I don't understand all the complexities of what is at stake with the proposed reforms, but, in a way, I think both Pécresse and her antagonists are correct, that is, if the reforms are voted in place, the resulting French university system  will be a mix of some of the benefits claimed by Pécresse with some of the alleged future  problems the Left is railing against.

The academic left is not the only one to oppose Pecresse's reforms. All the academics are against it, including the moderately conservative associations.

In short, the idea is to run universities like corporate business. The administrators will get full powers on the careers of teachers, the same way executives rule the careers of petty employees. In other words, the decree reverses the hierarchy between administrators and faculty. 

So, actually, academic freedom is at stake here. If your field isn't trendy, if you don't entertain your students cowardly enough, if your studies are against the doxa, if you don't make the big bucks, you can be easily and directly punished by admins.

It means all confidential fields will probably disappear.

- You're studying hittite ? Too bad. Not trendy. Few students. No corporate contracts. You're fired.
- You're studying video games ? Kewl ! Students love it ! And the industry is pouring some cash, too ! You're promoted !

The evaluation system will also use standardised tests to measure the research output. French scholars hate that kind of Taylorism. It means crappy researchers who publish hundreds of worthless articles and attend ORT-like conferences will get bonus ; while someone who spends 4 years writing a groundbreaking monograph will be considered as unproductive (*).

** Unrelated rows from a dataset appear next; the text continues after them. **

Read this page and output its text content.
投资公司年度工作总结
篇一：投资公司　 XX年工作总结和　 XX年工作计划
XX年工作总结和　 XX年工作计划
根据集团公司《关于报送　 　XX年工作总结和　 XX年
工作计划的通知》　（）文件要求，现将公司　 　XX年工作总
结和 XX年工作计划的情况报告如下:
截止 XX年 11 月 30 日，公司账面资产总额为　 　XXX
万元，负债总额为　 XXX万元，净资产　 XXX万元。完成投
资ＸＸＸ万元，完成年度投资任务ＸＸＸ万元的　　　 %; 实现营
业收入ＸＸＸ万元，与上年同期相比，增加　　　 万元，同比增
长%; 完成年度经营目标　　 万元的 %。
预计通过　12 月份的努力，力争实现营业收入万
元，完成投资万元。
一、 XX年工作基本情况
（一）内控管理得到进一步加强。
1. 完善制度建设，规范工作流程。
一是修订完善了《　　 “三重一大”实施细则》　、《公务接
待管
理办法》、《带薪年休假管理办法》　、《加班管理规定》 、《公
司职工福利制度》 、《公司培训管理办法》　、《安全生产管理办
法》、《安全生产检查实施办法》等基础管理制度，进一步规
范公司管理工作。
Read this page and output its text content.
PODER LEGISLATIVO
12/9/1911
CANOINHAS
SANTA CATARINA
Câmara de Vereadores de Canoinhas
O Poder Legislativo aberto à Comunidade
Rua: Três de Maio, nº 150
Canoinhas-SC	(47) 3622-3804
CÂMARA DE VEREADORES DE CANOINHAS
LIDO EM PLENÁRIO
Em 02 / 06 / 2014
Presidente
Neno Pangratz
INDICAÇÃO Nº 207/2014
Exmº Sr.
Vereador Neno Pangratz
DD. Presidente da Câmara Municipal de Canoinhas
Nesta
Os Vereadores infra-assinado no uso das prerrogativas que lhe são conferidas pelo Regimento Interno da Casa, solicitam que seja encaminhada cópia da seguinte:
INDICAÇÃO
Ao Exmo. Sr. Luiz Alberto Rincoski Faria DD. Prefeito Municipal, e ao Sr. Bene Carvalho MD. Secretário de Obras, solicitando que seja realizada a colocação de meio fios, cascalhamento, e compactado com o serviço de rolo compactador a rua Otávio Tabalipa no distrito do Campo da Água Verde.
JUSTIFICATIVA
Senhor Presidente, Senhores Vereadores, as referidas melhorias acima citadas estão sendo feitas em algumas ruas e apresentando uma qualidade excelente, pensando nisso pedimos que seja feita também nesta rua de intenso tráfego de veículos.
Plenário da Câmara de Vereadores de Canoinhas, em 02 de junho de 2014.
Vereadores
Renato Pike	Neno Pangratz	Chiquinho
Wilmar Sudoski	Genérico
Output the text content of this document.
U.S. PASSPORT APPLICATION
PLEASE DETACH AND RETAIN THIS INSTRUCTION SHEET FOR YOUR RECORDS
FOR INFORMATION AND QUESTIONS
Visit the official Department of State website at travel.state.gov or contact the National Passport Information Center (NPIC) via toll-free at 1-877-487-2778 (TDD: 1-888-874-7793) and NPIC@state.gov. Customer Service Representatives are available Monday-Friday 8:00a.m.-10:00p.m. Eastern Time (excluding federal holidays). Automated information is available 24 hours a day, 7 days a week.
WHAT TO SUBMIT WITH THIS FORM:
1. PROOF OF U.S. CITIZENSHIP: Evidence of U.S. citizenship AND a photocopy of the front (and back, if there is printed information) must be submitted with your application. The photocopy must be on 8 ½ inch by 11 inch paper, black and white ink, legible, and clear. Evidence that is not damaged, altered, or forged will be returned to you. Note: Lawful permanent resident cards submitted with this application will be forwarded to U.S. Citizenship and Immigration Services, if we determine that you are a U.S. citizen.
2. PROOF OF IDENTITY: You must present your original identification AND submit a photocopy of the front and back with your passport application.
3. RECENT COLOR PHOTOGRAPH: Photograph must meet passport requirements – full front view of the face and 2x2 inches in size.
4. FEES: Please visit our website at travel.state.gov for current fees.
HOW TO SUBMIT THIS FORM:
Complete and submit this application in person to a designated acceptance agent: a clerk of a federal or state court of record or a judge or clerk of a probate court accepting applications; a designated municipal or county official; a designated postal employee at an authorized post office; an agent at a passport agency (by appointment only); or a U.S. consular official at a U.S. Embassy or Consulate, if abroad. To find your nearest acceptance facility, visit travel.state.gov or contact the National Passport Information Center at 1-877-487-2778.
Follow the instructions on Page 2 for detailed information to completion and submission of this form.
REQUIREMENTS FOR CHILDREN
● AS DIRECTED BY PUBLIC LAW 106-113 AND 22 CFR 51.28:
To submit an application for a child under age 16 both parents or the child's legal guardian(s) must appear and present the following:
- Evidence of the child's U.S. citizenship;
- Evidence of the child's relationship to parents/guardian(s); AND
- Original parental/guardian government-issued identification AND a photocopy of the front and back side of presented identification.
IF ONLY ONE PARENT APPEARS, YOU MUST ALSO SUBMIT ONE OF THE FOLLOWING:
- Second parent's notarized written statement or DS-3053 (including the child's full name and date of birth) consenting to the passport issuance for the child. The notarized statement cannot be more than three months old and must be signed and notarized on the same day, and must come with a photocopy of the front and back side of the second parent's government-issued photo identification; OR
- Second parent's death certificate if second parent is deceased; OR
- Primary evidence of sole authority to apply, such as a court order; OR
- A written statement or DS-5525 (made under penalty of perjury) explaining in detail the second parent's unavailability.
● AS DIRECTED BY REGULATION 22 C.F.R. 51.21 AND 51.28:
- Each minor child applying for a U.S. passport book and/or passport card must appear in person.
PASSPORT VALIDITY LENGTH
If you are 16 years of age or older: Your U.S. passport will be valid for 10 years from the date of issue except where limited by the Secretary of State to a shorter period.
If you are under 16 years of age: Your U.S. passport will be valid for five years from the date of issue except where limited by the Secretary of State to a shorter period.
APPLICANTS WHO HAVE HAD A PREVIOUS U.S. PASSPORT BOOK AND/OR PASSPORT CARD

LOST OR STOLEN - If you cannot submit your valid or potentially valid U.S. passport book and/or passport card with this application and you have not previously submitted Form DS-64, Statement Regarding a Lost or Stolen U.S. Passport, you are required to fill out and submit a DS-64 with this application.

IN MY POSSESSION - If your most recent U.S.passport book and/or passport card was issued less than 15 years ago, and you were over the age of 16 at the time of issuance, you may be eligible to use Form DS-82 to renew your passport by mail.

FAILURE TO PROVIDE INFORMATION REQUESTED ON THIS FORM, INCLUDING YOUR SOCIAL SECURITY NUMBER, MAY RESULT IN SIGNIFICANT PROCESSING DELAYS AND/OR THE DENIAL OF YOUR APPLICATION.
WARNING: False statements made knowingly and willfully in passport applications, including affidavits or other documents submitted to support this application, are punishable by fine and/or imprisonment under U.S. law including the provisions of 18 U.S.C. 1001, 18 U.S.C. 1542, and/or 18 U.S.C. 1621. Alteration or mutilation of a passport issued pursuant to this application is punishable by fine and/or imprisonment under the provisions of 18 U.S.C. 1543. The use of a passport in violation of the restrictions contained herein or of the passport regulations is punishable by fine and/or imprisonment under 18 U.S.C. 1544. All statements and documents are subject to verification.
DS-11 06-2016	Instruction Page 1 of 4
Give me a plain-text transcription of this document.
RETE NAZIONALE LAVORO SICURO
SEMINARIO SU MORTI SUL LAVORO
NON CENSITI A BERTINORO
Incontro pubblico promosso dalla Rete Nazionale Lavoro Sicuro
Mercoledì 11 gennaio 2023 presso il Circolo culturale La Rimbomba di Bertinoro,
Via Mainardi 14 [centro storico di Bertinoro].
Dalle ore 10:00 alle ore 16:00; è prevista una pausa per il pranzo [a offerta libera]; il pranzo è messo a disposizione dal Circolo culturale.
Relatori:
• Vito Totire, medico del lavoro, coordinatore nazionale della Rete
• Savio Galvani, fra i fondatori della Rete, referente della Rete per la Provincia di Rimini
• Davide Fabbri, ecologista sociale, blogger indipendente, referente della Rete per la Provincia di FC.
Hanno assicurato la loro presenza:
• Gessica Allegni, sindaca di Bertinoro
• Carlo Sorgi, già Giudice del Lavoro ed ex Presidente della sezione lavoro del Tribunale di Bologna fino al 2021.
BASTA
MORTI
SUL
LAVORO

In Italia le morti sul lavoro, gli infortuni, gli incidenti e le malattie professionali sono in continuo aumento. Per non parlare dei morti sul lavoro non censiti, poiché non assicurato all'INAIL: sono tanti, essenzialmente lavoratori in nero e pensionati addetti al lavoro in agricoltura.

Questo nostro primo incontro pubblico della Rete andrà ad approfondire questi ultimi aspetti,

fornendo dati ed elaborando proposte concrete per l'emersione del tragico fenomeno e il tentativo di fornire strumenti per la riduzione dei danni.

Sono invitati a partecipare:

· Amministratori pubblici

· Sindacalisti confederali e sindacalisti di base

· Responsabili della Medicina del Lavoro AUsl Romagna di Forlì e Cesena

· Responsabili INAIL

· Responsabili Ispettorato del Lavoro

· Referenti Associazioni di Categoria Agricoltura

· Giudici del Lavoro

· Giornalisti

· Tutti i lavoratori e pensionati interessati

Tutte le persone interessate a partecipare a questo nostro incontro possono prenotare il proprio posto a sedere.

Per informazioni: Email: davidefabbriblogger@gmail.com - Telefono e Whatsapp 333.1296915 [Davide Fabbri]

Researchers aren't against evaluation, but you can't standardize the job of a philosopher the same way you can standardize the job of corporate workers (**). Try to evaluate Yves Bonnefoy essays on poetry by using corporate standards, for example. Just try, for fun.

(And I point out that "admins" in France are representants of the Ministery. It means left wing scholars will risk trouble under a conservative government, and the opposite if government changes).

This measures are one more step toward corporate academia. Universities will have to sell cheap knowledge the same way Wal-Mart sells cheap goods.

(Sorry for typos. No time to check.)

---------------
(*) For example, Laurent Lafforgue is one of the most brilliant scientists on earth today. But he refuses the system of scientific publications.
http://www.ihes.fr/~lafforgue/textes/pourlascience.pdf
According to the new rules, he would be punished, if not fired.
 
(**) That doesn't mean I endorse the standardisation of corporate work. Taylorism sucks. However, Taylorism at university not only sucks, but is also ludicrously meaningless.